In an event marking the start of the Eocene, the planet heated up in one of the most rapid and extreme global warming events recorded in geologic history, currently being identified as the 'Paleocene-Eocene Thermal Maximum' or the 'Initial Eocene Thermal Maximum' (PETM or IETM). Sea surface temperatures rose between 5 and 8°C over a period of a few thousand years. In 1990, marine scientists James Kennett and Lowell Stott, both then at the University of California, Santa Barbara, reported analysis of marine sediments showing that, not only had the surface of the Antarctic ocean heated up about 10 degrees at the beginning of the Eocene, but that the entire depth of the ocean had warmed, and its chemistry changed disastrously. There was severely reduced oxygen in deep sea waters, and 30 to 40% of deep sea foraminifera suddenly went extinct. Geologist Jim Zachos of the University of California, Santa Cruz has connected the Eocene heat wave to drastic changes in ocean chemistry that caused the massive worldwide die-off. More recently a synchronous drop in carbon isotope ratios has been identified in many terrestrial environments.
What unleashed the PETM is unclear. Most fingers of blame point to volcanic eruptions that disgorged gigatonnes of carbon dioxide, or coastal reservoirs of methane gas, sealed by icy soil, that were breached by warmer temperatures or receding seas.

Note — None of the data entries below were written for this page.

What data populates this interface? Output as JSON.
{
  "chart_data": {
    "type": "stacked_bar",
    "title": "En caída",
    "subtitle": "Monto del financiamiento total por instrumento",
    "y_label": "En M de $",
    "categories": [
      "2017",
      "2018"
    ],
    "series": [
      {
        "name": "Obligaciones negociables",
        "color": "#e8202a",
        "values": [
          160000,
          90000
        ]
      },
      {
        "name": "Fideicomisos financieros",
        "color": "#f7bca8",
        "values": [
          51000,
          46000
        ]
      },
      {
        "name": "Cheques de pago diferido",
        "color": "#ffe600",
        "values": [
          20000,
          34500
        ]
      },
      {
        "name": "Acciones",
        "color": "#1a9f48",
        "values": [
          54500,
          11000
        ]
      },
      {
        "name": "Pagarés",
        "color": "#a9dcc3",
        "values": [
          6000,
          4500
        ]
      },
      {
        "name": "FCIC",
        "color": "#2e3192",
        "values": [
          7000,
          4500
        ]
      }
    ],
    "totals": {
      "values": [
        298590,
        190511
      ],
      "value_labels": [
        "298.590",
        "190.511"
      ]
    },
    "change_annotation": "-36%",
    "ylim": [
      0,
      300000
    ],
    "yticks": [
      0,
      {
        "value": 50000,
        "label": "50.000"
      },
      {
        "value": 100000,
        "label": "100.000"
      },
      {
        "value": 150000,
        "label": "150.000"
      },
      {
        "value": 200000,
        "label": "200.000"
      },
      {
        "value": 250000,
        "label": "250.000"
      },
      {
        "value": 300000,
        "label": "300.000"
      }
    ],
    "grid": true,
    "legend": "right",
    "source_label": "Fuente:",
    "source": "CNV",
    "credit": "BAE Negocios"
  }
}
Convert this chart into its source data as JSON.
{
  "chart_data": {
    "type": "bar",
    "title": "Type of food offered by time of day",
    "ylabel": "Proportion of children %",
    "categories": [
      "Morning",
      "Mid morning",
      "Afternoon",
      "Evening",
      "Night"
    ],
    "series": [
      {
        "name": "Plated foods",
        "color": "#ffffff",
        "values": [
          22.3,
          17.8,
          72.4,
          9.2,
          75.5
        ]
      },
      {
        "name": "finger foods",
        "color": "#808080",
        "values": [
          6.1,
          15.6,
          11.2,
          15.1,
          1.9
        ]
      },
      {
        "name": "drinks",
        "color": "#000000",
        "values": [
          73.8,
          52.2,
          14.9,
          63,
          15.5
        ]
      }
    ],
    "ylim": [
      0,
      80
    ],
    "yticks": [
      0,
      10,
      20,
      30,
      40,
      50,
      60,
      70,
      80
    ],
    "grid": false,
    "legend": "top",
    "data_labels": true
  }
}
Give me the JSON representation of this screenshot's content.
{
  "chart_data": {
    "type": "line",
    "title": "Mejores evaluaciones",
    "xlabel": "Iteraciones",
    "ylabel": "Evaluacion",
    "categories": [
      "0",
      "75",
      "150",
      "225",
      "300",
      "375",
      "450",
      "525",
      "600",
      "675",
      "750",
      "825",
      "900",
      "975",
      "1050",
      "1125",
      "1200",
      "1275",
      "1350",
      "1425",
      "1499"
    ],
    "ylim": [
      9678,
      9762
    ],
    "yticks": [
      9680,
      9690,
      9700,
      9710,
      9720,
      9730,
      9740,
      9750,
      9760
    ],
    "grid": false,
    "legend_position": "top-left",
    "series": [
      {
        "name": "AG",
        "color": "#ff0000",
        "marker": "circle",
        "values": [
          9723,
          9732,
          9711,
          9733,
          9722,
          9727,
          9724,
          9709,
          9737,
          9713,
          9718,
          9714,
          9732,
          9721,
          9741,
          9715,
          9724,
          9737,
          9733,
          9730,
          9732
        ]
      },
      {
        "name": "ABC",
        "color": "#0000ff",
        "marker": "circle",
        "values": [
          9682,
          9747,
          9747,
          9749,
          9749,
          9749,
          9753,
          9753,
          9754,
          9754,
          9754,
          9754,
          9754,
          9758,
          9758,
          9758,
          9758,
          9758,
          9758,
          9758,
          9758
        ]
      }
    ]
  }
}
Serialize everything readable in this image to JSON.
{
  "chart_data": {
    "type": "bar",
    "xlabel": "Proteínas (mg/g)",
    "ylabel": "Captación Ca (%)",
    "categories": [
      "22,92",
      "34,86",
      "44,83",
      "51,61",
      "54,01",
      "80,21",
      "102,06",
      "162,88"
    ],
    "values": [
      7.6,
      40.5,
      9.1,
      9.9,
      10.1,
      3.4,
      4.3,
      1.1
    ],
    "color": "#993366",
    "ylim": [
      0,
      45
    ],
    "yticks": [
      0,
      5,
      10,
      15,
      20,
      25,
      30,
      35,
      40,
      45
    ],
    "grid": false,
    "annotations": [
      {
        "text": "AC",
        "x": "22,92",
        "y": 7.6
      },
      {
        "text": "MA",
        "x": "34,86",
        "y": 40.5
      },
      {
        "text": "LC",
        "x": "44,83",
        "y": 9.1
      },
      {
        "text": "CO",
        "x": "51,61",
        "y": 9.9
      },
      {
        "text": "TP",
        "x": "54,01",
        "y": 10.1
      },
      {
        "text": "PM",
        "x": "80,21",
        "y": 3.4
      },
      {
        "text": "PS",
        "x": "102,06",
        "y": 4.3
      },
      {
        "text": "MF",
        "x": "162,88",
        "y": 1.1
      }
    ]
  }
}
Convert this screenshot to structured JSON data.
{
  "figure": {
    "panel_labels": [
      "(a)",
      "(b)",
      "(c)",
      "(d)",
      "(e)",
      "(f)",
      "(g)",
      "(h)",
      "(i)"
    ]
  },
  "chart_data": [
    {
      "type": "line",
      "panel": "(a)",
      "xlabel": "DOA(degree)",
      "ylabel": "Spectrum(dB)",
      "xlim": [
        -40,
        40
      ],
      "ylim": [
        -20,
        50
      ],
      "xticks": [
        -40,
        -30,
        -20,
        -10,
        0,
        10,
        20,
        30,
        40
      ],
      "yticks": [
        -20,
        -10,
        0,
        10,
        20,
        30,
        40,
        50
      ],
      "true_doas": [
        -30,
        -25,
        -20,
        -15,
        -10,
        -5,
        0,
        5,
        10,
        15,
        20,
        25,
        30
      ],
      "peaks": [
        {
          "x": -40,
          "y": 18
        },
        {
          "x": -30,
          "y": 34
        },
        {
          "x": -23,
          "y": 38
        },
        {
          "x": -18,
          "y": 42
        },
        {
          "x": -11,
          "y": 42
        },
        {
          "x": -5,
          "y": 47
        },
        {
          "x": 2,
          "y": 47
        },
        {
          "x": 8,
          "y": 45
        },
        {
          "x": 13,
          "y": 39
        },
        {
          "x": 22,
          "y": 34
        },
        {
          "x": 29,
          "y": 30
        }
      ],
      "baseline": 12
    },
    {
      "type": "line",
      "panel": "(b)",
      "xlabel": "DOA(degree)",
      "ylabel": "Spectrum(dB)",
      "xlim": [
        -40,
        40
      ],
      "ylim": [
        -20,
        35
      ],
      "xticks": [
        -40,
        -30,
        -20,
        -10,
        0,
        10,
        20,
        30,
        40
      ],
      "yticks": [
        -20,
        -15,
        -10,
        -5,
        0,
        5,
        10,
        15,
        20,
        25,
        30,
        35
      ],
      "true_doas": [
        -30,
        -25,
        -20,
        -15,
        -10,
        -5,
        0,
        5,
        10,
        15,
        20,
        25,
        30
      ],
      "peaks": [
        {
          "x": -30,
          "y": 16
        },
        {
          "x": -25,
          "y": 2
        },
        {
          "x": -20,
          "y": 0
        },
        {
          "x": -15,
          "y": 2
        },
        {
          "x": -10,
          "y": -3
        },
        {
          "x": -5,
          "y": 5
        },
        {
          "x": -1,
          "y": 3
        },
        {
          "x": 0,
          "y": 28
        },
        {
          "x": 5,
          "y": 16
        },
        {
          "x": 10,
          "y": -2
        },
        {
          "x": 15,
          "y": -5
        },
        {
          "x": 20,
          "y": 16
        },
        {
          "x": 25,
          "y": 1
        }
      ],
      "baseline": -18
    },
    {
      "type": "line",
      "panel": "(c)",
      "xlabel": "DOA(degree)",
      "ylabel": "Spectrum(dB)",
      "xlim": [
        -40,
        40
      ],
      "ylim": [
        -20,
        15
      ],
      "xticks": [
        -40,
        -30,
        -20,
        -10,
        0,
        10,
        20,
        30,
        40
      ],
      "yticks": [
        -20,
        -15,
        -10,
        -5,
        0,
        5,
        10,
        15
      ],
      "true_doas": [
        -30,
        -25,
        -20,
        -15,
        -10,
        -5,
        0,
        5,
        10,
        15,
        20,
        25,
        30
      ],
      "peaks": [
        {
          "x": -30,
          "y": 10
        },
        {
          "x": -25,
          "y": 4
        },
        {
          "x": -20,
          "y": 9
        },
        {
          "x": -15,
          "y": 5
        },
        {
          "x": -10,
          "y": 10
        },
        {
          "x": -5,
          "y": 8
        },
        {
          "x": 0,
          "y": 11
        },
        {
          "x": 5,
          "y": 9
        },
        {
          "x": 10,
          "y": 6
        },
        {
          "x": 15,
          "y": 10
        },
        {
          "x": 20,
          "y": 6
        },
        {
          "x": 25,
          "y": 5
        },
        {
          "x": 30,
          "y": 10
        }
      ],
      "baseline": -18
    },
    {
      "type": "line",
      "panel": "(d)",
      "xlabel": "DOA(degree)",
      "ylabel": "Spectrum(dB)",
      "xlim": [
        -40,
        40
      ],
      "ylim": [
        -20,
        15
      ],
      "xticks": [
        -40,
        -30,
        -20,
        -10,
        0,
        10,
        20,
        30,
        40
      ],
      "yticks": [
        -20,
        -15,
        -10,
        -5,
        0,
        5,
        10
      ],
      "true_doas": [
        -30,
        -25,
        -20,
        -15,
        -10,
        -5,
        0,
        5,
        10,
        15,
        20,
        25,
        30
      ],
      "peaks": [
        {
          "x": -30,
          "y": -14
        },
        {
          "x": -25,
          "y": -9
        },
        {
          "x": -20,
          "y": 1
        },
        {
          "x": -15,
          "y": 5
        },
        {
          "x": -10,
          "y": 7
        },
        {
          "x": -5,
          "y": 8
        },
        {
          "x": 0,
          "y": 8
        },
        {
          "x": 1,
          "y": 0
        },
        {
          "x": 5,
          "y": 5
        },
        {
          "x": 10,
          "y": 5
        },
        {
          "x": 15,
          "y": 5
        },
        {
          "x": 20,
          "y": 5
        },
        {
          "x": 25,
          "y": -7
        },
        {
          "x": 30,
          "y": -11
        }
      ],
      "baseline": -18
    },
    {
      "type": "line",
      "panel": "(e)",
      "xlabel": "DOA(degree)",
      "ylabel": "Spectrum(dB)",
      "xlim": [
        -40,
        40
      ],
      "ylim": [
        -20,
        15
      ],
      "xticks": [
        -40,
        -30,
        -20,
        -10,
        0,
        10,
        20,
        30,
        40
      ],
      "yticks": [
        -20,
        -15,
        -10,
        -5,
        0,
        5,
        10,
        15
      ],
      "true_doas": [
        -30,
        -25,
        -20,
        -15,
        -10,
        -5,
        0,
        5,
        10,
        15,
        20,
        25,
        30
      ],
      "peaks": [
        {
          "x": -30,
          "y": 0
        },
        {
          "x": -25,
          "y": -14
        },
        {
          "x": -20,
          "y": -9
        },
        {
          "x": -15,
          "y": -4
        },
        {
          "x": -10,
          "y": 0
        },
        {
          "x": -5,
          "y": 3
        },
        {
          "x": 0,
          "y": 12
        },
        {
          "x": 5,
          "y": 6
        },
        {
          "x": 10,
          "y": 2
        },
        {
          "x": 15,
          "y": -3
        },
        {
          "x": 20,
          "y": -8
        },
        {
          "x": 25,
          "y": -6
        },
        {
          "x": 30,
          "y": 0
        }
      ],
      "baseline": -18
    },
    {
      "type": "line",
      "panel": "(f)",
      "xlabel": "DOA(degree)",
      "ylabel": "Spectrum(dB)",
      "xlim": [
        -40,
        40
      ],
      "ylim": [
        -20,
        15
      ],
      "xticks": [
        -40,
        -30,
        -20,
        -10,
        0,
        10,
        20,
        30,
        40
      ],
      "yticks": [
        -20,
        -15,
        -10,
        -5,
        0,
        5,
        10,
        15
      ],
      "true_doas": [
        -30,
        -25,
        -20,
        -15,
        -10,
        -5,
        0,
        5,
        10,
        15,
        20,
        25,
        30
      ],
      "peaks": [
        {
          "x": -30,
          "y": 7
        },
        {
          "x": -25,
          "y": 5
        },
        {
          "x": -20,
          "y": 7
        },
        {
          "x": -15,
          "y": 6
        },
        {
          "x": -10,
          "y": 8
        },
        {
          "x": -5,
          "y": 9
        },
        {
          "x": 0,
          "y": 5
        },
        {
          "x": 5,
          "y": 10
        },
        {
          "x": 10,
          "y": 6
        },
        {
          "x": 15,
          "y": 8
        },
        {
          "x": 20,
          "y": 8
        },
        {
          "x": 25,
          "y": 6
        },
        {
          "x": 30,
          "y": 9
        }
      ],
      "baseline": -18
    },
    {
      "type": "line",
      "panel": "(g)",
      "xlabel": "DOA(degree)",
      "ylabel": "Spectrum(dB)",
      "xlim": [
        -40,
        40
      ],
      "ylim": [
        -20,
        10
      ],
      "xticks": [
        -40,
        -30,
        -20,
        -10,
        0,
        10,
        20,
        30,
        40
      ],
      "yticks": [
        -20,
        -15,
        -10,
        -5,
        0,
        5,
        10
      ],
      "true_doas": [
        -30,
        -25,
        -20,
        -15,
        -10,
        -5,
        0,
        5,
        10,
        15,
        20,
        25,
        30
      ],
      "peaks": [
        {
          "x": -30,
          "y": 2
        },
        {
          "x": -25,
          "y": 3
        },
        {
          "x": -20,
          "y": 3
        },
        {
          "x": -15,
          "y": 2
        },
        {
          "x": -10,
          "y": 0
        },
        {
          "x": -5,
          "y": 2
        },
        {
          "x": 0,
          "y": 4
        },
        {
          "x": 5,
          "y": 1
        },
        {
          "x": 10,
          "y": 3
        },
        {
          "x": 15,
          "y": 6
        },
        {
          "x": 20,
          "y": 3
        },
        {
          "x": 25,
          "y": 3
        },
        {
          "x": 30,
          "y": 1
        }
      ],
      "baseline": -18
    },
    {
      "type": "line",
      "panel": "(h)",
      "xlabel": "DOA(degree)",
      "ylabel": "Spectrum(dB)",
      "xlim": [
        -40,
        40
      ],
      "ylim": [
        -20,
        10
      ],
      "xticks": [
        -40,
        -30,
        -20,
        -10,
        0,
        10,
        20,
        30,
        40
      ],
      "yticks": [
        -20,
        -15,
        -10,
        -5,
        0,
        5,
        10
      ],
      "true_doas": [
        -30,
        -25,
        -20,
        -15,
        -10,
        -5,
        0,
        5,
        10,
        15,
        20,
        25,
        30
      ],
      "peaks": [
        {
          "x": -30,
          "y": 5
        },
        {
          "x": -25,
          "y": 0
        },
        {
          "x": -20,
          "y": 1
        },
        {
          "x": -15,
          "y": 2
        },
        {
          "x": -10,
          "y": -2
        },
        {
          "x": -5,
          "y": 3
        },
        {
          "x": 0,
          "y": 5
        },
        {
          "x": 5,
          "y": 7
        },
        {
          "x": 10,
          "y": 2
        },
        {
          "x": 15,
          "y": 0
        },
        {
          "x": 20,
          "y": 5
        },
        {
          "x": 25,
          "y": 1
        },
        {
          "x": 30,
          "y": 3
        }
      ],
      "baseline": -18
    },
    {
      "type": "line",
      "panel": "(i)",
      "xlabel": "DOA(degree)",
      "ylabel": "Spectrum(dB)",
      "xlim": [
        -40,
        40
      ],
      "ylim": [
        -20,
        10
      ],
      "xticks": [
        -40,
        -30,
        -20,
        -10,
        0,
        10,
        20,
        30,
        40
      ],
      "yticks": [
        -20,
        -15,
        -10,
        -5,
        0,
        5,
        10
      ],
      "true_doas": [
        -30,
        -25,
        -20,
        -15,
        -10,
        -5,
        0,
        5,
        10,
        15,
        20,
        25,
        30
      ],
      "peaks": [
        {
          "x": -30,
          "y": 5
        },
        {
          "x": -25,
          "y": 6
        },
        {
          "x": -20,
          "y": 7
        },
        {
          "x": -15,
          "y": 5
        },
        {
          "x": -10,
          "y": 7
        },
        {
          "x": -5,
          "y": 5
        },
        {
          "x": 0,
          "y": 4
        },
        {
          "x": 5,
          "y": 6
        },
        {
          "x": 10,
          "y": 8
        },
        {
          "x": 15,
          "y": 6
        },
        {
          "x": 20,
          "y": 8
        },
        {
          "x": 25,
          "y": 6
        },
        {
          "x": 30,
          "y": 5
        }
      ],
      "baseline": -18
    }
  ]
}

Tracking the ratio of carbon isotopes in marine calcium carbonate sediments, Kennett and Stott found a sharp decrease in the amount of heavy carbon in 55-million-year-old marine fossils, a decline that caused the relative ratio of 13C to 12C to plunge. A gas with very low amounts of heavy 13C must have literally flooded the atmosphere. In 1995, Gerry Dickens, University of Michigan, argued that only methane gas had enough light carbon to produce the early Eocene plunge. He proposed that a belch of methane escaped from ice in seafloor sediments as the Earth warmed during the latest Paleocene. The methane escaped from submarine clathrates, ice crystals that trap methane hydrate, a form of methane 'ice' that forms in cold bottom water under great pressures and is widely distributed and plentiful in sediments on the outer edges of continental margins. Methane has a global warming potential (GWP) over a 100 year period of 23<1>, meaning per kilogram it is estimated to be 23 times as effective as carbon dioxide as a greenhouse gas. The massive sublimation and release of sedimentary methane hydrates into the ocean-atmosphere reservoir upset the global carbon cycle and led to runaway global warming."
http://en.wikipedia.org/wiki/Paleocene-Eocene_Thermal_MaximumWorst case scenario - far worse than Earth has ever seen before? Big ocean burp of methane, kills all life on Earth. Regeneration - maybe.
Would global warming this time around be worst case? :shrug:
If we're lucky, it won't get that bad.